Professional indemnity insurance
From the PCR, a client is entitled to expect to be able to rely on the lawyer’s duty of care towards him/her. In default by a solicitor, a client may sue; and s/hecan expect to be indemnified by the solicitor’s professional indemnity insurance policy (PIIP).
For example: a solicitor is at court and agrees with an individual to advise outside court, or is asked by the court to assist an unrepresented client? From the moment advice is given the PCR has passed; and the lawyer’s PIIP is on risk. That the policy is on risk is not because a lawyer has carried out all the POCA and other file-opening tests which SRA and other practice rules may require; or (say) because his/her firm’s file opening manual dictates certain steps; or a client care letter is sent out; or because the firm wants to decide on whether it will make money out of the case. No: it is because if (1) the client alters his/her position (even in the slightest way) (2) as a result of the advice given, and (3) that position is worsened because the solicitor’s advice is negligent, then damages may follow.

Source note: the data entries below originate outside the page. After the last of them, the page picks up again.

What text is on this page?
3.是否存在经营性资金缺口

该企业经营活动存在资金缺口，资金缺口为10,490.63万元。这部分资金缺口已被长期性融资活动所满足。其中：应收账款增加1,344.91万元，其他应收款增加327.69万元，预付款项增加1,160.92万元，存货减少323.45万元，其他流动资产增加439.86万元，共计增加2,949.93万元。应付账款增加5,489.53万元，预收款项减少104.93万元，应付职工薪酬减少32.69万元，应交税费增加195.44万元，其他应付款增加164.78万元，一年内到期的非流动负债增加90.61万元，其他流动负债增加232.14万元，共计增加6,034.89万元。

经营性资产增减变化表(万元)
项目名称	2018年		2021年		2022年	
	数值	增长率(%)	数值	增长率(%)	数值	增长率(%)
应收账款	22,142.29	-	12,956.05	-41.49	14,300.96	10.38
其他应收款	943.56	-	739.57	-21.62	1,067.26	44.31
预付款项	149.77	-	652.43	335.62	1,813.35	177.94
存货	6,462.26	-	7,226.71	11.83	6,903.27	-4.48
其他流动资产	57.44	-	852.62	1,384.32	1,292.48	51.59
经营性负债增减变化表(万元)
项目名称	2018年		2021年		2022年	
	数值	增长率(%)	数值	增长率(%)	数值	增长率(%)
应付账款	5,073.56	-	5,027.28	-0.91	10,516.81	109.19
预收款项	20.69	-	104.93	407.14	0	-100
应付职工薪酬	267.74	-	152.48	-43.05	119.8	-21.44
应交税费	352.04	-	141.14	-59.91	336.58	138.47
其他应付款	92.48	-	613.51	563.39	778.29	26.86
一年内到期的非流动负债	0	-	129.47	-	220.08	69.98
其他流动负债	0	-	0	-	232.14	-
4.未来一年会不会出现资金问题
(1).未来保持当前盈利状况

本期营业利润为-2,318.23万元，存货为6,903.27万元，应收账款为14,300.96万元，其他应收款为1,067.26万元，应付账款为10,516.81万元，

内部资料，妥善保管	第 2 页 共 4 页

And what of the three defining premises for a contract? These operate in the retainer context as follows:
- Intention to create legal relations The client may not realise it, but the act of seeking advice evinces an intention in him/her to create legal relations;
- There is offer and acceptance: (a) the request for advice, (b) the offer of advice and (c) the accepting of that advice by listening and altering (albeit only fractionally) an individual’s position based on that advice; and
- Consideration: an implied term of the above is that the lawyer can charge: in consideration of my giving advice to an individual I may render a bill (that I chose not to do so, does not lessen the fact of my right so to do: consideration passes whether I charge or not).
It follows that at the point where a solicitor starts to advise (the PCR), a contract of retainer is born and the potential for professional negligence (however slight) arises. The professional indemnity insurer is on risk and the PIIP provides cover.
Solicitor’s breach of contract of retainer
A retainer contract engages contract law. Its consequences echo mostly in tort (and may involve questions of professional practice and the SRA Code (http://www.sra.org.uk/solicitors/handbook/code/content.page). Damages are amongst the remedies for both.
A client may terminate a retainer at will. The solicitor can only terminate for cause (SRA Code Ch 1 IB(1.26); and see eg Buxton v Mills-Owens  EWCA Civ 122; circumstances in which a retainer may be legitimately terminated are summarised in my Practice of Family Law (Jordans (2012) chapter 4).
Where a solicitor deliberately terminates a retainer, and the client – knowing no better – goes along with it; or the solicitor constructively determines it, then damages in contract arise. For example, where an employed lawyer (‘A’) gives advice in court or provides a person of limited means advice in the pub, then a contract will be formed. The PIIP insurer is on risk. The firm or its board of directors (to provide a modern corporate framework) may not want the client. It may refuse to issue a file. But, it thereby repudiates the contract and the person advised can sue for that breach.
Thus, say, a firm (‘CLF’) agrees with solicitor A, a consultant with the firm, that they will take on clients who come with him from a previous employment. CLF, on reflection, do not like the commercial ‘prospect’ of certain cases and refuse to act; and they sack A before the CLF file opening procedures are complete. A is the agent for his/her clients. His contract on their individual behalves is repudiated by CLF. In consequence the clients must act in person, till such time as A finds another job and a firm who will take on those clients; or that is what CLF – wrongly – think.
While this is going on a court time limit (say) is missed (court processes do not stop while lawyers squabble amongst themselves or with their regulators); or a court hearing is attended only the client acting in person. The PCR has long passed. The client suffers actionable loss; and CLF’s PIIP insurers are on risk.